Hasta ülkesine gönderildi, teşhis net değil
24 Ocak öğleden sonra saat 14.00 civarında Sağlık Bakanı Fahrettin Koca bir basın toplantısı düzenledi. Bakan Koca açıklamasında Çinli hastanın Süreyya Paşa Göğüs Hastalıkları Eğitim ve Araştırma Hastanesi’nde bakıldıktan sonra kendi talebi üzerine sağlık personeli eşliğinde ambulans uçakla ülkesine gönderildiğini söyledi.
Hastayla yakın ve kontrolsüz temasta bulunan kişilerin de belirlenmeye çalışıldığını ifade eden Koca, hastadan alınan numunelerin Dünya Sağlık Örgütü’nün tanıdığı laboratuvarlarla paylaşıldığını, kesin teşhisin sonuçların gelmesinden sonra açıklanacağını belirtti. Bakan Koca’nın verdiği bilgiye göre konuyla ilgili Dünya Sağlık Örgütü’nün tavsiyeleri izleniyor.
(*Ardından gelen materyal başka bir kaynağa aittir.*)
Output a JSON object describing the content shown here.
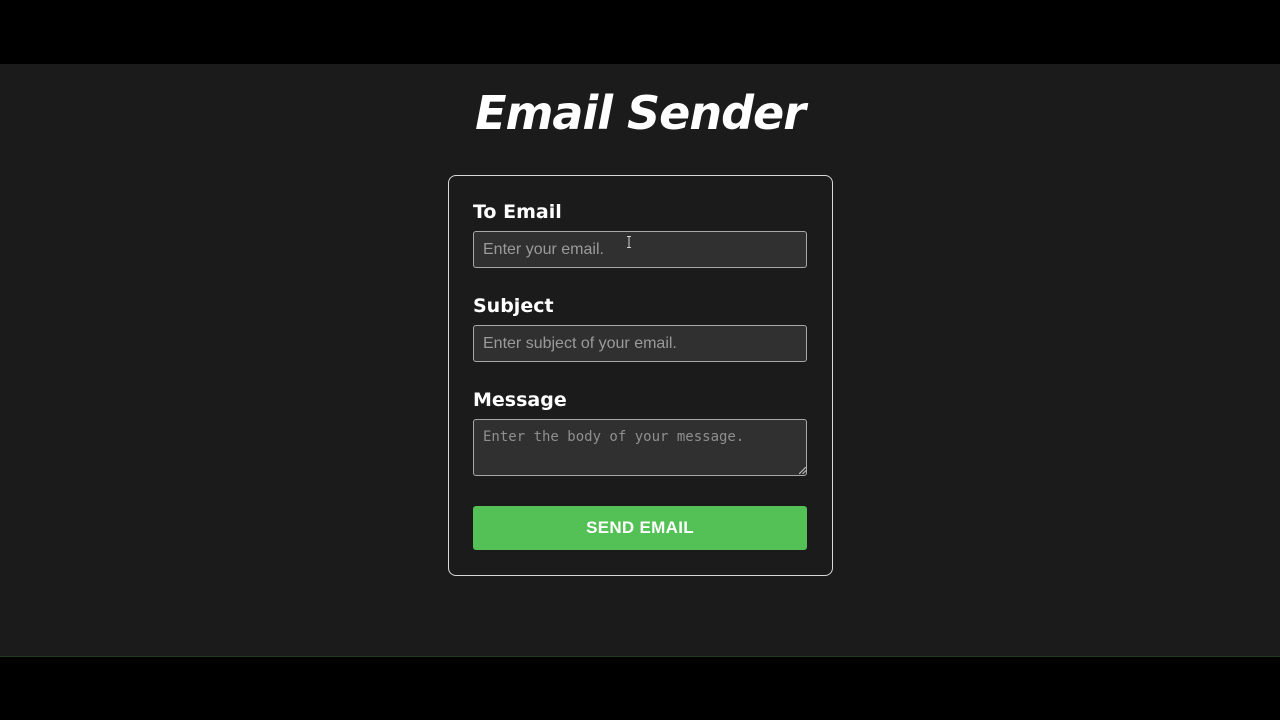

Açıklamalar sonrası Dünya Sağlık Örgütü’nün Türkiye ofisine de ulaştık. Kurumdan alınan bilgiye göre, her ülkenin bulaşıcı hastalıklarla ilgili kendi prosedürü var, ancak örgüt ülkelere destek veriyor. Yani, test sonuçlarının açıklanması için Dünya Sağlık Örgütü’nün onayı şart değil.
Yani yaptığımız tüm araştırma ve incelemeler bizi belirsizliğe sürükledi. Günün sonunda eldeki verilerle hastalığın Türkiye’deki tablosuna ilişkin net bir şey söylemek mümkün değil.
DSÖ: Bulaşma hızı SARS’tan daha düşük
Yapılan paylaşımlar ve ortadaki belirsizlik ister istemez kaygı uyandırıyor. Koronavirüsün kaynağının Çin’in Wuhan kenti olduğu, gelen ilk bilgilerden. Sayı net olmamakla birlikte şu ana kadar yaklaşık 830 kişiyi enfekte ettiği ve 26 kişinin ölümüne neden olduğu belirtiliyor.
Dünya Sağlık Örgütü 23 Ocak tarihinde yaptığı açıklamada hastalığın insandan insana bulaştığını, bulaşma hızının ise her bir hasta kişi için 1,4 ila 2,5 olduğunu söylemişti. Bu rakam daha önceki SARS salgınında her bir enfekte birey için 2,5 ila 4 idi. Yani hasta olan her bir birey, hastalığı 1,4 ila 2,5 kişiye daha bulaştırabiliyordu. Örgüt hastalığın öldürme oranının ise halihazırda yüzde 4 olduğunu belirtti. (557’de 17).
Öte yandan Sağlık Bakanlığı çalışanlarını bilgilendirmek için internet sitesinde bir rehber paylaştı. Rehberde sağlık çalışanlarının bu tip vakalarla nasıl mücadele edeceği bilgilerinin yanı sıra enfeksiyonun yaygın belirtileri sıralandı. Açıklamaya göre sıkça karşılaşılan belirtiler solunum semptomları, ateş, öksürük ve nefes darlığı olarak belirtildi. Daha ciddi vakalarda ise zatürre, ağır akut solunum yolu enfeksiyonu, böbrek yetmezliği ve ölüm görülebileceği vurgulandı.
Türk Tabipleri Birliği de Türk Klinik Mikrobiyoloji ve İnfeksiyon Hastalıkları Derneği’yle (KLİMİK) birlikte hastalığa ilişkin bir açıklama yayınlayarak bir bilgilendirmede bulundu. Açıklamada hastalığın 2 ila 14 gün süren kuluçka sonrası ortaya çıktığı belirtildi. Bilgilendirme notunda hastalığı daha ağır geçiren ve risk altında bulunanların ileri yaş ve çeşitli hastalıklara sahip kişiler (akciğer hastalıkları, organ yetmezlikleri, kanser, diyabet, bağışıklık baskılayan hastalıklar) olduğu ifade edildi. Ayrıca hastalığın solunum salgıları ile bulaştığının düşünüldüğü ve henüz etkili olduğu belirlenmiş bir ilaç olmadığı vurgulandı.